My point with "evil" was, that many programmers start to use floating point when they need to store fractional values, even though floating point variables are often not suited for overall goal.

I had a good example , where we were doing a comparison of two floating point values, where one was a limit, and the other one was calculated. The only realistic scenario, where the two values could be extremely close to each other, was if one was a copy of the other, so our "<" comparison worked perfectly. However, a source code change suddenly made one of these become the result of a calculation, so that rounding errors could make the calculated value larger than the limit, breaking the code.

If this had been done using integers, everything had worked perfectly. Most of the code in that unit was initially done using integers and integer fractions, but the temptation to use a floating point variable in an extra feature became the first step to a bug in a later version.

Warren said...

It might be better to write and regular use FloatCompare functions that specify the degree of similarity (significant figures) to use when determining equality.

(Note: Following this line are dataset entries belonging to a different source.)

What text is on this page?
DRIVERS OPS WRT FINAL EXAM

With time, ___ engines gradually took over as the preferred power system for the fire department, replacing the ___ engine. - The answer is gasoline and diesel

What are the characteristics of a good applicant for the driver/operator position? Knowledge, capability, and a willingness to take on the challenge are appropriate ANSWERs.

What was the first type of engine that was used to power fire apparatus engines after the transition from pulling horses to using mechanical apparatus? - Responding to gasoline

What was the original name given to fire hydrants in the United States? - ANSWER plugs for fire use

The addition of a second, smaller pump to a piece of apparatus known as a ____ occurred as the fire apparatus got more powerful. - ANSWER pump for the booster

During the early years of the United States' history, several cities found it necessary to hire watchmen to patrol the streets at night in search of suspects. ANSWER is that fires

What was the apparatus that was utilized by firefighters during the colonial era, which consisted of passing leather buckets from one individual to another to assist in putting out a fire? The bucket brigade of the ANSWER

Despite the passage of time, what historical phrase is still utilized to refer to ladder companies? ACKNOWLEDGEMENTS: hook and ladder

if FloatCompareDigits(float1,float2,significantdecimals)= 0then
ApproximatelyEqual.

Jolyon Smith said...

w.r.t fractions, I have a fraction implementation that keeps numerator and denominator separate, exactly as you describe (among other things).

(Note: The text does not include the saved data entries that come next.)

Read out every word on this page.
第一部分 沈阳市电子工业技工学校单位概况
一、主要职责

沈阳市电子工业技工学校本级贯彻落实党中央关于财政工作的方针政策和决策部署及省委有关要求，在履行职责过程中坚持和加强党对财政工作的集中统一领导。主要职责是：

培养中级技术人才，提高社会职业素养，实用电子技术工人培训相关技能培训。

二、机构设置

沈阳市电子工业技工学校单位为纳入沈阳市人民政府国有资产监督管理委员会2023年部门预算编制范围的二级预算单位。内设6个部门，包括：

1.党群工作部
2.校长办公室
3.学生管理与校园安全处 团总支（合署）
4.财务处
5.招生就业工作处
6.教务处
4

Quite apart from anything else, you HAVE to do this if you wish to perform arithmetic on fractions with any semblance of accuracy, not least because floating point provides no representation for irrational numbers.

Consider:

given : a := 1 / 3;
and : b := a * 3;

you get the result : b <> 1 !


But as is pointed out elsewhere, the problem is usually simply that in most cases an application is not interested in the complete precision of a Double, so it's not so much that floating points are bad than applications use floating points badly.

After all, if you really are testing for equality in two doubles, then two doubles containing the same value that has no double representation will still nevertheless have the SAME representation.

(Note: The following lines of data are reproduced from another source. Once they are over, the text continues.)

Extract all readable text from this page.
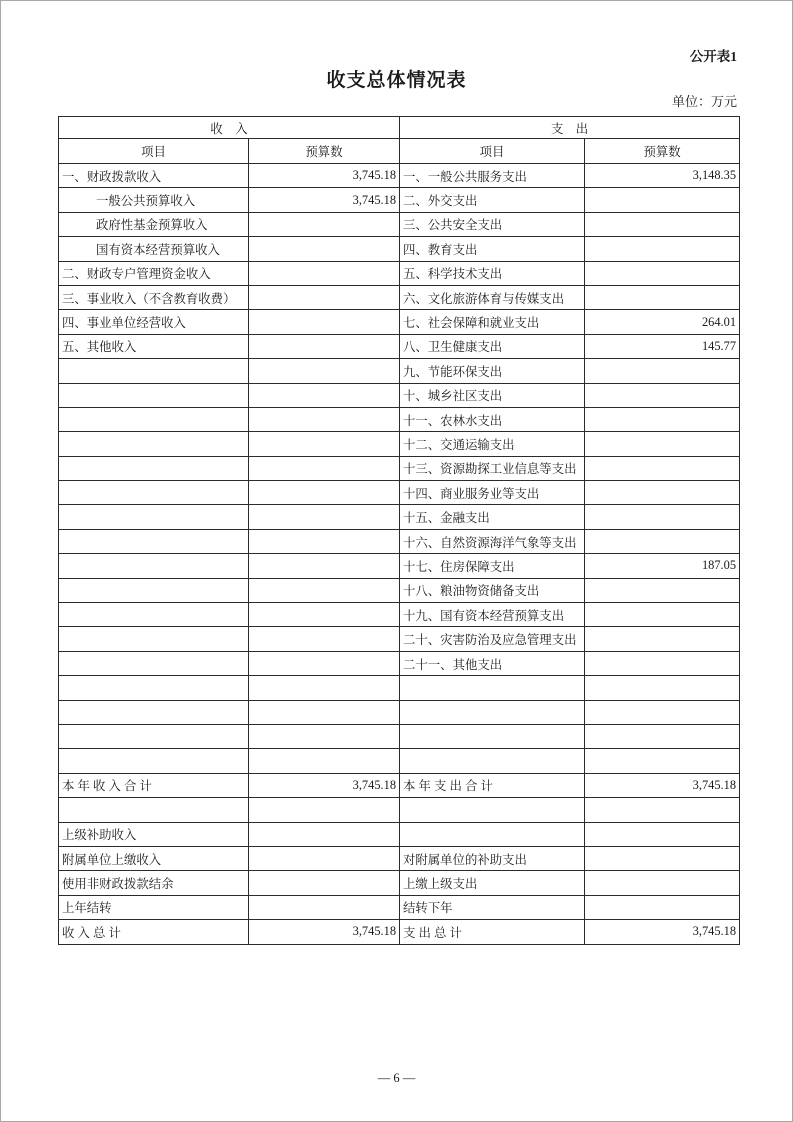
公开表1
收支总体情况表
单位：万元
收　入		支　出	
项目	预算数	项目	预算数
一、财政拨款收入	3,745.18	一、一般公共服务支出	3,148.35
一般公共预算收入	3,745.18	二、外交支出	
政府性基金预算收入		三、公共安全支出	
国有资本经营预算收入		四、教育支出	
二、财政专户管理资金收入		五、科学技术支出	
三、事业收入（不含教育收费）		六、文化旅游体育与传媒支出	
四、事业单位经营收入		七、社会保障和就业支出	264.01
五、其他收入		八、卫生健康支出	145.77
		九、节能环保支出	
		十、城乡社区支出	
		十一、农林水支出	
		十二、交通运输支出	
		十三、资源勘探工业信息等支出	
		十四、商业服务业等支出	
		十五、金融支出	
		十六、自然资源海洋气象等支出	
		十七、住房保障支出	187.05
		十八、粮油物资储备支出	
		十九、国有资本经营预算支出	
		二十、灾害防治及应急管理支出	
		二十一、其他支出	

本 年 收 入 合 计	3,745.18	本 年 支 出 合 计	3,745.18

上级补助收入			
附属单位上缴收入		对附属单位的补助支出	
使用非财政拨款结余		上缴上级支出	
上年结转		结转下年	
收 入 总 计	3,745.18	支 出 总 计	3,745.18
— 6 —
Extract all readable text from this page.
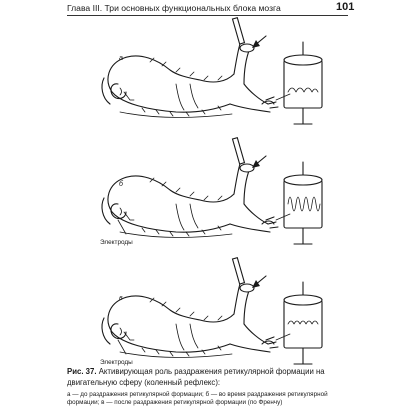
Глава III. Три основных функциональных блока мозга	101
а
б
Электроды
в
Электроды
Рис. 37. Активирующая роль раздражения ретикулярной формации на двигательную сферу (коленный рефлекс):
а — до раздражения ретикулярной формации; б — во время раздражения ретикулярной формации; в — после раздражения ретикулярной формации (по Френчу)
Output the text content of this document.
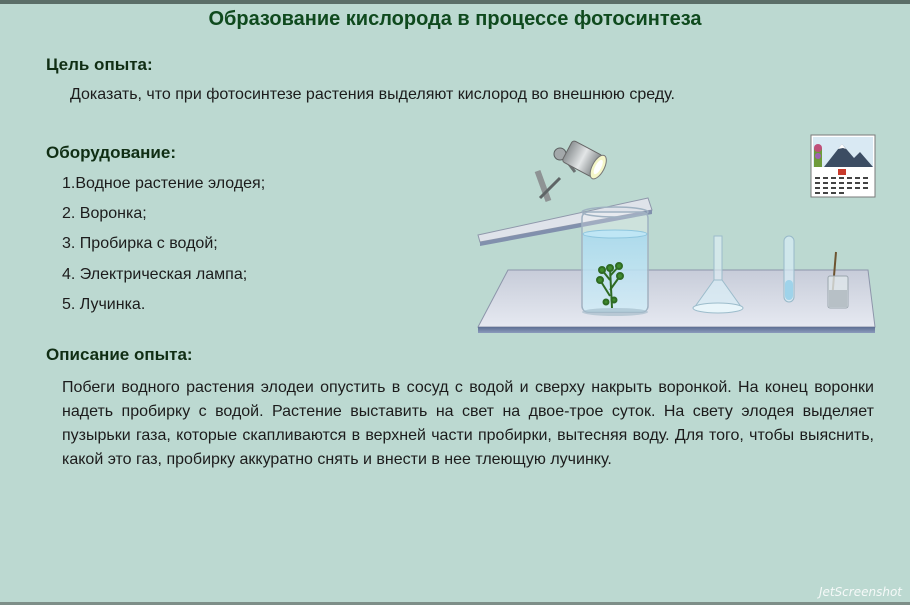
Образование кислорода в процессе фотосинтеза
Цель опыта:
Доказать, что при фотосинтезе растения выделяют кислород во внешнюю среду.
Оборудование:
1.Водное растение элодея;
2. Воронка;
3. Пробирка с водой;
4. Электрическая лампа;
5. Лучинка.
Описание опыта:
Побеги водного растения элодеи опустить в сосуд с водой и сверху накрыть воронкой. На конец воронки надеть пробирку с водой. Растение выставить на свет на двое-трое суток. На свету элодея выделяет пузырьки газа, которые скапливаются в верхней части пробирки, вытесняя воду. Для того, чтобы выяснить, какой это газ, пробирку аккуратно снять и внести в нее тлеющую лучинку.
JetScreenshot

The problems - for comparison - really arise when you compare (e.g):

0.01000001 vs 0.01001

and wish to treat them both as 0.01

The only way around that is to use a storage type where that excess precision is avoided in the first place, OR use the CompareValue() routine (or equivalent) with an appropriate Epsilon, as Lars suggests.

Cobus Kruger said...

All the other strategies seem to add work but not value - BCD for example is unpleasant to work with excessive accuracy.

I have found that using SameValue, IsZero and CompareValue as listed by Lars F normally gives me adequate accuracy. I suppose remembering to always use them is a fundamental thing like keeping in mind objects are held by reference or that events are not multicast and need to be chained.

Lars D said...

We have an external system where floating point values are delivered using "single" accuracy in variants via a COM interface. However, since they are delivered as floating point variables, there is nothing in the API that specifies, what the actual precision is, so we need to use double to save the values, but when saving single values in double variables, without knowing that they are of precision "single", SameValue() does not work.

The solution in this case is, that the API gets documented what the precision is, either by commenting/describing the API, or by designing the API so that the precision is obvious.